The pkl dump component works well on grasshopper. I tested the heavy model and it went through, reducing those 20-30% in weight is significant. Here are a couple of things I noticed:
the simulation runs well with the unnamed_project set by default. However specifying a name for the dumped pkl file and running the case, doesn’t recreate the corresponding folder.
Finally, do you think it would be possible to integrate a “_write” input in the recipe component? This way, we’ll be able to execute multiple cases at the same time. So far I’ve gone around it to write my cases (dump json, write wea, write inputs.json) on the side and do simultaneous runs through the command line.
oh I forgot one more question:
in the previous version I had tweaked the run recipe component with an input for simulation type. I had copied the .yaml file in the python directories and re-adapted it so as to calculate irradiance.
Thanks for testing @OlivierDambron . Let me go down the list of questions:
Good catch. I see that we were also missing the folder creation on the component that dumps to JSON. I will add the folder creation quickly now.

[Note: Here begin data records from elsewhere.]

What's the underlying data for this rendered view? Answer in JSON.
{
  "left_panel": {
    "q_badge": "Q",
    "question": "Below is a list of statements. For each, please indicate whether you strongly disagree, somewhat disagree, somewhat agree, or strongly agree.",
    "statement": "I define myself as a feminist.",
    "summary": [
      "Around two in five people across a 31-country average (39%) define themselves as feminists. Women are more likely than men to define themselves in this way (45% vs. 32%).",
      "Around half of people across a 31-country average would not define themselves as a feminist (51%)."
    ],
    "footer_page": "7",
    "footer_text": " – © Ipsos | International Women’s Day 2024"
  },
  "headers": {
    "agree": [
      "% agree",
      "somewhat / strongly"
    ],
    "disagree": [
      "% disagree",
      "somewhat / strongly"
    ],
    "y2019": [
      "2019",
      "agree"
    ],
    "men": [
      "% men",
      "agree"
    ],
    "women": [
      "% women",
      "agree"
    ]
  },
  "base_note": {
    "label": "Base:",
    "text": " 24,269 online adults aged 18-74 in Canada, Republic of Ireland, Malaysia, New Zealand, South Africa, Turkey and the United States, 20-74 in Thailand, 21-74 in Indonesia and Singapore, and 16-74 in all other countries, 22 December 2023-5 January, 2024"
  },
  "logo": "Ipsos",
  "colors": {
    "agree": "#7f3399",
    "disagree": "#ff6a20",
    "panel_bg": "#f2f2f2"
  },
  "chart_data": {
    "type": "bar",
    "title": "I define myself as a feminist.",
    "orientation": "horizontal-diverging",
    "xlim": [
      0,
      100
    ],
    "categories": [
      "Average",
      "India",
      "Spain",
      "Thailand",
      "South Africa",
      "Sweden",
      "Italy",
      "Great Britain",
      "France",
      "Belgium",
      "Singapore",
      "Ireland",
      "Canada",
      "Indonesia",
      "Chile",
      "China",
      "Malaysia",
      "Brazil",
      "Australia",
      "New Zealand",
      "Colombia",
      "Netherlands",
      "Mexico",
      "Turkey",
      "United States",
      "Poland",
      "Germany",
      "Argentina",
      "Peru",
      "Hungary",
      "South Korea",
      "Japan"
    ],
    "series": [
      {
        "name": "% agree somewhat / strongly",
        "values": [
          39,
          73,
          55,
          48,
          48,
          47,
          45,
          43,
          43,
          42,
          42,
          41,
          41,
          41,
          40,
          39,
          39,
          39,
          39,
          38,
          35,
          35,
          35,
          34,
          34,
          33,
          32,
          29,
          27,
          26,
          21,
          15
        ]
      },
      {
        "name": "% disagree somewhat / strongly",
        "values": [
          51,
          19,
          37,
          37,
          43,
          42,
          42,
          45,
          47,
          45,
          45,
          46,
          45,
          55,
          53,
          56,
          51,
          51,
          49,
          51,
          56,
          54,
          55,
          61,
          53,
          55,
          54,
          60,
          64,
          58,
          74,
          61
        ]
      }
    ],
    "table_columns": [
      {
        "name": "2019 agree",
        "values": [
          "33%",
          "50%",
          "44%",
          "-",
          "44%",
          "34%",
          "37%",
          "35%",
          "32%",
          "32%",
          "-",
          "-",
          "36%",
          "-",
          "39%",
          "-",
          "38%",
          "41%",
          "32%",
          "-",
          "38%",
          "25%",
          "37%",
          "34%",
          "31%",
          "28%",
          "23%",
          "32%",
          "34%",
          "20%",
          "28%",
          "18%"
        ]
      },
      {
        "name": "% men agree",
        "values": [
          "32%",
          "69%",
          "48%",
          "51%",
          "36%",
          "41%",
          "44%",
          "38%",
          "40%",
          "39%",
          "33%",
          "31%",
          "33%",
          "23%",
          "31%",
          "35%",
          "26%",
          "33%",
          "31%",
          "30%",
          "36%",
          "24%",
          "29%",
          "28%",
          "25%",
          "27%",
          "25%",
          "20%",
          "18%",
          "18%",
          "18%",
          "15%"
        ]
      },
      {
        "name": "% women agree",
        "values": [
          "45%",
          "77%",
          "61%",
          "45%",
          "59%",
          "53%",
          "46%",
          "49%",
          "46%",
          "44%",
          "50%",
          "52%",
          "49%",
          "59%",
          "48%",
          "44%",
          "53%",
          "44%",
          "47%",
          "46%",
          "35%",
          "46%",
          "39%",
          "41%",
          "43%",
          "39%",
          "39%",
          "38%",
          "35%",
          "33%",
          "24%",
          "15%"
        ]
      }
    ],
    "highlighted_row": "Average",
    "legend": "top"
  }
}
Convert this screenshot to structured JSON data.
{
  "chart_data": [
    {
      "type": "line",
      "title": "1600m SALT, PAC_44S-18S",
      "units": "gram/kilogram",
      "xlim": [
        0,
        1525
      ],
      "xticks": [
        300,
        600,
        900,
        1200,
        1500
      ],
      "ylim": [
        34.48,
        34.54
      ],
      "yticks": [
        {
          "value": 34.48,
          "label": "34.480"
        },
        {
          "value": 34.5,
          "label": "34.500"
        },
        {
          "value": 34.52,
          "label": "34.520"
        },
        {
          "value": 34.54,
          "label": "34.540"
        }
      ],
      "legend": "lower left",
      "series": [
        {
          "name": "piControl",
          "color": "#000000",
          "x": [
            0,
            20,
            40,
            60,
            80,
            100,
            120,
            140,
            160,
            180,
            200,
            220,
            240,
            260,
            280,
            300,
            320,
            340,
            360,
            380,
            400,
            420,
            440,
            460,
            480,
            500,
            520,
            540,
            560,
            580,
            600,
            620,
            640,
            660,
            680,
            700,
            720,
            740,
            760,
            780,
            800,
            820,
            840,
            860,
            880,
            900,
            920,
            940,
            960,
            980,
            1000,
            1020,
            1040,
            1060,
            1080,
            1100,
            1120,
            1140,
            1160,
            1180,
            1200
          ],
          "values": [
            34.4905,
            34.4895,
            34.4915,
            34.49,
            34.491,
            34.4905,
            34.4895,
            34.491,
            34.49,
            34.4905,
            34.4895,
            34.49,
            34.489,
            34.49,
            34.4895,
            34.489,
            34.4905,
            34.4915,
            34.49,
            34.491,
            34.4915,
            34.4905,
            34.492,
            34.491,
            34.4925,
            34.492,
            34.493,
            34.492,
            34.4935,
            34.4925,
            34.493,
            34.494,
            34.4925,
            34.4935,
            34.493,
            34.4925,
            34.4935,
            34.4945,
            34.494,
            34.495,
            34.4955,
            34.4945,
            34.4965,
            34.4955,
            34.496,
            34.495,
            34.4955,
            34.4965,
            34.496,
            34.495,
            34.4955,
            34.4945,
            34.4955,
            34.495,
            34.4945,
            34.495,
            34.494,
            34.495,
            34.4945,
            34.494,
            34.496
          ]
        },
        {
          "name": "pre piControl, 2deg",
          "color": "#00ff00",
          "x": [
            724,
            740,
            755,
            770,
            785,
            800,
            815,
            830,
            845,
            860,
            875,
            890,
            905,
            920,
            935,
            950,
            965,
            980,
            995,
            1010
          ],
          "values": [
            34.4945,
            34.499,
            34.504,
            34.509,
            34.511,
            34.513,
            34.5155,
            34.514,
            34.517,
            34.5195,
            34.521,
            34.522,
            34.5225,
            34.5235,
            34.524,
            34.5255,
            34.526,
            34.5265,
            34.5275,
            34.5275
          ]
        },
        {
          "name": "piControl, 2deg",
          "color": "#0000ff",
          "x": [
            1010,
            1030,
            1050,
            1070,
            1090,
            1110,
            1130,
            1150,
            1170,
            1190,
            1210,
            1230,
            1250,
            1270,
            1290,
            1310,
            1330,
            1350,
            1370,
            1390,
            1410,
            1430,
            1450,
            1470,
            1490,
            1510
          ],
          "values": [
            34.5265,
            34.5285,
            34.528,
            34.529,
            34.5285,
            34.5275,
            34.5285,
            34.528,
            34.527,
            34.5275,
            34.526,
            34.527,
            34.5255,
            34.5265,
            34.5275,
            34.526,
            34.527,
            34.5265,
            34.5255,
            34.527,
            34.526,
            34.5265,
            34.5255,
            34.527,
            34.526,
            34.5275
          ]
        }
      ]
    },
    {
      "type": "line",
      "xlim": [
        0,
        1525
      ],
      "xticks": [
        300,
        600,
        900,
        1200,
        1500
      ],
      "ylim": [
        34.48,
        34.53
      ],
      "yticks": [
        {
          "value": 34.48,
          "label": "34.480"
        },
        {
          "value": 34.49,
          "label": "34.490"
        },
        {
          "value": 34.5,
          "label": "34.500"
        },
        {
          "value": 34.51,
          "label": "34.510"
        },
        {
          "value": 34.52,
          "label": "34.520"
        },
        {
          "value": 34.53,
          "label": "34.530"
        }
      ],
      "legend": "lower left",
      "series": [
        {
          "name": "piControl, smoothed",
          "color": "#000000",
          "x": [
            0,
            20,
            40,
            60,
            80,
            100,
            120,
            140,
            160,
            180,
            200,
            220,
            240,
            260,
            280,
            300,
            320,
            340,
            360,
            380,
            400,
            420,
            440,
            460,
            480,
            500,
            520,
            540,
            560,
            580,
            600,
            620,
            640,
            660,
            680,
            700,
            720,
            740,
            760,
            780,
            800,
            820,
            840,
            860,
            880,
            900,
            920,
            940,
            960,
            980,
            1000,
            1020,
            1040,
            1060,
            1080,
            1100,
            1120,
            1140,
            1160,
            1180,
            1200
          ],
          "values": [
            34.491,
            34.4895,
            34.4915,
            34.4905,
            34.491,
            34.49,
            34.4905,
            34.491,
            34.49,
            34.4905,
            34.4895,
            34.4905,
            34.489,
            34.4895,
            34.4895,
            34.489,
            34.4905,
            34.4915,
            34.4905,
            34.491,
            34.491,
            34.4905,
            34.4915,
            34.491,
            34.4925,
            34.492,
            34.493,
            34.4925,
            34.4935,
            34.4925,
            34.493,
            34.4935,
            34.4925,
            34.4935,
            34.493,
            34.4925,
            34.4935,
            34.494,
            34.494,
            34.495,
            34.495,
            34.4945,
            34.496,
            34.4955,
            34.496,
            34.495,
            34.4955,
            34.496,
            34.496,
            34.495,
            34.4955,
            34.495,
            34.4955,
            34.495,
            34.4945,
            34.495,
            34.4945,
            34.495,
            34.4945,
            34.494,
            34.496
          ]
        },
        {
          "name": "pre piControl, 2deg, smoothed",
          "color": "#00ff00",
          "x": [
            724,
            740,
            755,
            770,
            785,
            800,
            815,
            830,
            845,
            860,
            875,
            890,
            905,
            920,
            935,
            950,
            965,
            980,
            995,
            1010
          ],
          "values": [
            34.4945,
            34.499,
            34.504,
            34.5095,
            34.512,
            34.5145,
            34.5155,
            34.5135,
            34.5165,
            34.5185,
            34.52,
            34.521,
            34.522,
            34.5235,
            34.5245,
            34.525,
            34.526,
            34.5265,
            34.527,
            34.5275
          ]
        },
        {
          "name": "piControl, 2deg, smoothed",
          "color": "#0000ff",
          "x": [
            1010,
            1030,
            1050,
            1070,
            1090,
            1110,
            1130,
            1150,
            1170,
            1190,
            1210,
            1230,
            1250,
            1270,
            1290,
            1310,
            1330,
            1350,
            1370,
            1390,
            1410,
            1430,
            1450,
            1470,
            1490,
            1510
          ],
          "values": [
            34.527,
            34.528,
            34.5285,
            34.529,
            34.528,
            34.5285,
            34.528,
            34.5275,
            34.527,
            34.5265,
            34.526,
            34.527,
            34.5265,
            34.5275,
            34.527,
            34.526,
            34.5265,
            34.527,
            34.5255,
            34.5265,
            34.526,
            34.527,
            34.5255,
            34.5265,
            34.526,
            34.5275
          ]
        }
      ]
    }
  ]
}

That’s because the command is no longer called honeybee-recipe run. Now, it is called queenbee local run and you can get the queenbee-local package and everything that you need to run recipes locally by using pip install lbt-recipes.
I would rather not add an extra component input for this (if it ends up being a huge pain point, maybe we can add it as an option for the “HB Recipe Settings”). But, in any case, you can get exactly what you want on the Ladybug Tools SDK layer. All of the recipes are now represented via a single class with attributes that can be set and methods for different steps of the execution process. There’s a method for write_inputs_json, which you can call to automatically run the handlers on the inputs and write all input files to the project folder. So just replace recipe.run() with recipe.write_inputs_json() and you should be good.
Yes, we already have an annual radiation recipe component in the development version:
Let us know if there are certain outputs that you would want exposed other than the raw .ill files that need to be processed with that extra component there.
For point 2., we have put back a CLI that is just for running the recipes that we ship with the Ladybug Tools Grasshopper plugin. The new package is called lbt-recipes and you can see that we added some info about it to the core SDK docs:
queenbee local may become something different than it is now depending on how we develop support for private recipes on Pollination. But, for the long term, you should be able to use the lbt-recipes package to run the recipes that we ship with Ladybug Tools Grasshopper plugin from command line.
To come back on this topic of writing and running multiple case at the same time,
I’ve updated all to latest version and was able to write cases effectively as per your instructions above.
Using command prompt, I navigate into the simulation folder and when I execute :
“queenbee local run annual_daylight -i annual_daylight_inputs.json --workers 7”
Technically, you can also run it will queenbee-local but you need to give the full path to the recipe folder instead of the recipe name. In any event, using lbt-recipes is the official way to do it.